Malaysia's opposition parties have called on the new prime minister to restore faith in the country's institutions.
They are asking Abdullah Badawi to reform the judiciary, police and laws governing the media but they have also paid tribute to the new leader's multi-cultural and religious credentials.
The opposition is hoping for a thaw
Opponents of Malaysia's former Prime Minister, Dr Mahathir Mohamad, accuse him of having undermined democracy in the country.
During the late 1980s top judges were sacked, newspapers closed and the media made to toe an even more pro-government line.
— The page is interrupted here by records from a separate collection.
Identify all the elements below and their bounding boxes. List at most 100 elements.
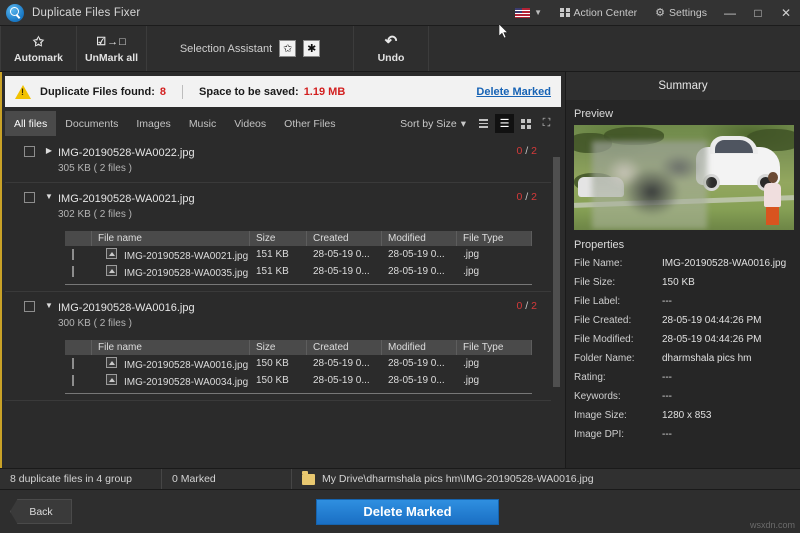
delete-marked-link[interactable]: Delete Marked [476, 86, 551, 98]
selection-assistant-label: Selection Assistant [180, 43, 272, 55]
scrollbar-thumb[interactable] [553, 157, 560, 387]
content-area: Duplicate Files found: 8 Space to be sav… [0, 72, 800, 468]
language-selector[interactable]: ▼ [506, 0, 551, 26]
table-row[interactable]: IMG-20190528-WA0021.jpg 151 KB 28-05-19 … [65, 246, 532, 263]
property-key: Image DPI: [574, 429, 662, 441]
header-file-name: File name [92, 231, 250, 246]
property-row: Keywords: --- [574, 391, 792, 403]
table-underline [65, 284, 532, 285]
maximize-button[interactable]: □ [744, 0, 772, 26]
header-select [65, 231, 92, 246]
detail-view-icon[interactable]: ☰ [495, 114, 514, 133]
minimize-button[interactable]: — [716, 0, 744, 26]
cell-size: 150 KB [250, 375, 307, 386]
tab-all-files[interactable]: All files [5, 111, 56, 136]
selection-assistant-wand-button[interactable]: ✩ [279, 40, 296, 57]
space-saved-value: 1.19 MB [304, 86, 346, 98]
space-saved-label: Space to be saved: [199, 86, 299, 98]
property-value: 1280 x 853 [662, 410, 792, 422]
table-row[interactable]: IMG-20190528-WA0034.jpg 150 KB 28-05-19 … [65, 372, 532, 389]
summary-title: Summary [566, 72, 800, 100]
tab-other-files[interactable]: Other Files [275, 111, 344, 136]
property-value: --- [662, 296, 792, 308]
group-header[interactable]: ▶ IMG-20190528-WA0022.jpg 305 KB ( 2 fil… [5, 145, 551, 176]
duplicate-files-fixer-window: Duplicate Files Fixer ▼ Action Center ⚙ … [0, 0, 800, 533]
group-subtitle: 302 KB ( 2 files ) [58, 209, 132, 220]
group-subtitle: 300 KB ( 2 files ) [58, 318, 132, 329]
automark-button[interactable]: ✩ Automark [0, 26, 77, 71]
close-button[interactable]: ✕ [772, 0, 800, 26]
table-row[interactable]: IMG-20190528-WA0035.jpg 151 KB 28-05-19 … [65, 263, 532, 280]
cell-modified: 28-05-19 0... [382, 249, 457, 260]
table-underline [65, 393, 532, 394]
row-checkbox[interactable] [72, 375, 74, 386]
row-checkbox[interactable] [72, 249, 74, 260]
cell-created: 28-05-19 0... [307, 375, 382, 386]
list-scrollbar[interactable] [552, 137, 561, 468]
watermark: wsxdn.com [750, 520, 795, 530]
property-value: dharmshala pics hm [662, 353, 792, 365]
expand-view-icon[interactable]: ⛶ [537, 114, 556, 133]
row-checkbox[interactable] [72, 358, 74, 369]
property-key: Keywords: [574, 391, 662, 403]
unmark-all-button[interactable]: ☑→□ UnMark all [77, 26, 147, 71]
sort-dropdown[interactable]: Sort by Size ▾ [400, 111, 474, 136]
toolbar-filler [429, 26, 800, 71]
cell-modified: 28-05-19 0... [382, 266, 457, 277]
automark-label: Automark [14, 52, 63, 64]
group-header[interactable]: ▼ IMG-20190528-WA0021.jpg 302 KB ( 2 fil… [5, 191, 551, 222]
property-key: Rating: [574, 372, 662, 384]
row-checkbox[interactable] [72, 266, 74, 277]
header-select [65, 340, 92, 355]
group-checkbox[interactable] [24, 192, 35, 203]
undo-button[interactable]: ↶ Undo [354, 26, 429, 71]
settings-button[interactable]: ⚙ Settings [646, 0, 716, 26]
expand-collapse-icon[interactable]: ▼ [42, 192, 56, 201]
property-row: File Label: --- [574, 296, 792, 308]
list-view-icon[interactable] [474, 114, 493, 133]
group-header[interactable]: ▼ IMG-20190528-WA0016.jpg 300 KB ( 2 fil… [5, 300, 551, 331]
action-center-button[interactable]: Action Center [551, 0, 646, 26]
image-file-icon [106, 357, 117, 368]
preview-blurred-subjects [592, 141, 707, 229]
banner-divider [182, 85, 183, 99]
settings-label: Settings [669, 7, 707, 19]
properties-label: Properties [574, 239, 792, 251]
header-file-type: File Type [457, 231, 532, 246]
tab-videos[interactable]: Videos [225, 111, 275, 136]
group-checkbox[interactable] [24, 146, 35, 157]
header-file-name: File name [92, 340, 250, 355]
status-marked: 0 Marked [162, 469, 292, 489]
tab-documents[interactable]: Documents [56, 111, 127, 136]
property-value: 28-05-19 04:44:26 PM [662, 334, 792, 346]
cell-modified: 28-05-19 0... [382, 375, 457, 386]
selection-assistant-asterisk-button[interactable]: ✱ [303, 40, 320, 57]
summary-banner: Duplicate Files found: 8 Space to be sav… [5, 76, 561, 107]
grid-view-icon[interactable] [516, 114, 535, 133]
table-header-row: File name Size Created Modified File Typ… [65, 231, 532, 246]
view-mode-buttons: ☰ ⛶ [474, 111, 561, 136]
group-marked-count: 0 / 2 [517, 145, 551, 157]
table-row[interactable]: IMG-20190528-WA0016.jpg 150 KB 28-05-19 … [65, 355, 532, 372]
property-key: File Label: [574, 296, 662, 308]
cell-file-name: IMG-20190528-WA0034.jpg [124, 377, 248, 388]
us-flag-icon [515, 8, 530, 18]
cell-size: 151 KB [250, 266, 307, 277]
preview-image [574, 125, 794, 230]
tab-music[interactable]: Music [180, 111, 225, 136]
image-file-icon [106, 248, 117, 259]
tab-images[interactable]: Images [127, 111, 179, 136]
header-created: Created [307, 340, 382, 355]
expand-collapse-icon[interactable]: ▼ [42, 301, 56, 310]
magnifier-logo-icon [6, 4, 24, 22]
property-key: File Size: [574, 277, 662, 289]
expand-collapse-icon[interactable]: ▶ [42, 146, 56, 155]
footer-bar: Back Delete Marked wsxdn.com [0, 490, 800, 533]
group-checkbox[interactable] [24, 301, 35, 312]
cell-file-name: IMG-20190528-WA0021.jpg [124, 251, 248, 262]
delete-marked-button[interactable]: Delete Marked [316, 499, 499, 525]
cell-file-name: IMG-20190528-WA0016.jpg [124, 360, 248, 371]
property-row: Rating: --- [574, 372, 792, 384]
back-button[interactable]: Back [10, 499, 72, 524]
property-value: --- [662, 429, 792, 441]
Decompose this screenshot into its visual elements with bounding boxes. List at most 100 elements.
A decade later, in the wake of the sacking of Dr Mahathir's former deputy, Anwar Ibrahim, the courts and the police were regularly used to quell opposition.
The predominantly ethnic Chinese Democratic Action Party and Mr Anwar's National Justice Party want Abdullah Badawi to restore public confidence in these institutions.
Both have also called for greater respect for human rights and transparency in government.
It is thought that the new leader may start by replacing senior police officers associated with past controversies.
But there has also been praise for Mr Abdullah.
The Democratic Action Party hailed his efforts in the past to build good relations between Malaysia's ethnic communities and they want him to encourage more positive dialogue between them.
Mr Anwar's wife, Wan Aziza, noted the new leader's reputation as a religious scholar and asked that he be guided by his devotion to his Muslim faith and promote the notions of justice that Islam demands.